Question

How many two digit numbers are divisible by 7?

• A. 10
• B. 11
• C. 12
• D. 13

Answer 1

The Correct Option is D

To solve the problem, we need to find how many two-digit numbers are divisible by 7.

1. Define the range of two-digit numbers:
Two-digit numbers range from 10 to 99.

2. Find the smallest two-digit number divisible by 7:
The smallest two-digit number is 10.
Divide 10 by 7: \( \frac{10}{7} \approx 1.42 \)
Next multiple of 7 is: \( 7 \times 2 = 14 \)

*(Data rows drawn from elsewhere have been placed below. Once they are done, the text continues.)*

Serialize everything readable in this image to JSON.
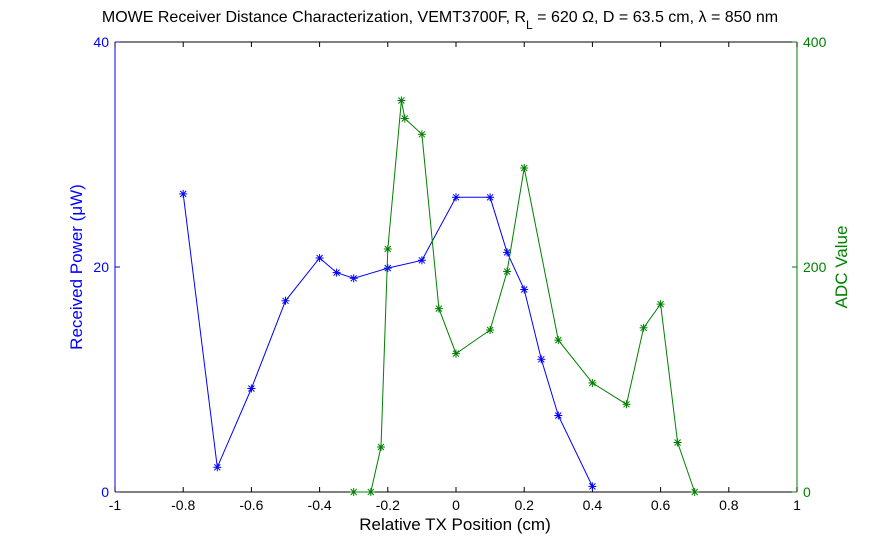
{
  "chart_data": {
    "type": "line",
    "title": "MOWE Receiver Distance Characterization, VEMT3700F, R",
    "title_sub": "L",
    "title_rest": " = 620 Ω, D = 63.5 cm, λ = 850 nm",
    "xlabel": "Relative TX Position (cm)",
    "ylabel_left": "Received Power (μW)",
    "ylabel_right": "ADC Value",
    "xlim": [
      -1,
      1
    ],
    "ylim_left": [
      0,
      40
    ],
    "ylim_right": [
      0,
      400
    ],
    "x_ticks": [
      "-1",
      "-0.8",
      "-0.6",
      "-0.4",
      "-0.2",
      "0",
      "0.2",
      "0.4",
      "0.6",
      "0.8",
      "1"
    ],
    "y_ticks_left": [
      "0",
      "20",
      "40"
    ],
    "y_ticks_right": [
      "0",
      "200",
      "400"
    ],
    "grid": false,
    "colors": {
      "left": "#0000ff",
      "right": "#008000",
      "axes": "#000000"
    },
    "series": [
      {
        "axis": "left",
        "marker": "*",
        "x": [
          -0.8,
          -0.7,
          -0.6,
          -0.5,
          -0.4,
          -0.35,
          -0.3,
          -0.2,
          -0.1,
          0,
          0.1,
          0.15,
          0.2,
          0.25,
          0.3,
          0.4
        ],
        "values": [
          26.5,
          2.2,
          9.2,
          17.0,
          20.8,
          19.5,
          19.0,
          19.9,
          20.6,
          26.2,
          26.2,
          21.3,
          18.0,
          11.8,
          6.8,
          0.5
        ]
      },
      {
        "axis": "right",
        "marker": "*",
        "x": [
          -0.3,
          -0.25,
          -0.22,
          -0.2,
          -0.16,
          -0.15,
          -0.1,
          -0.05,
          0,
          0.1,
          0.15,
          0.2,
          0.3,
          0.4,
          0.5,
          0.55,
          0.6,
          0.65,
          0.7
        ],
        "values": [
          0,
          0,
          40,
          216,
          348,
          332,
          318,
          163,
          123,
          144,
          196,
          288,
          135,
          97,
          78,
          146,
          167,
          44,
          0
        ]
      }
    ]
  }
}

3. Find the largest two-digit number divisible by 7:
The largest two-digit number is 99.
Divide 99 by 7: \( \frac{99}{7} \approx 14.14 \)
Largest multiple of 7 within range: \( 7 \times 14 = 98 \)

4. Count the number of multiples from 14 to 98:
This is an arithmetic sequence: \( 14, 21, 28, ..., 98 \)
Use the formula for the nth term of an AP:
\( a_n = a + (n - 1)d \), where \( a = 14 \), \( d = 7 \)
We solve: \( 14 + (n - 1) \cdot 7 = 98 \)
\( (n - 1) \cdot 7 = 84 \Rightarrow n - 1 = 12 \Rightarrow n = 13 \)

Final Answer:
The correct answer is option (D): 13.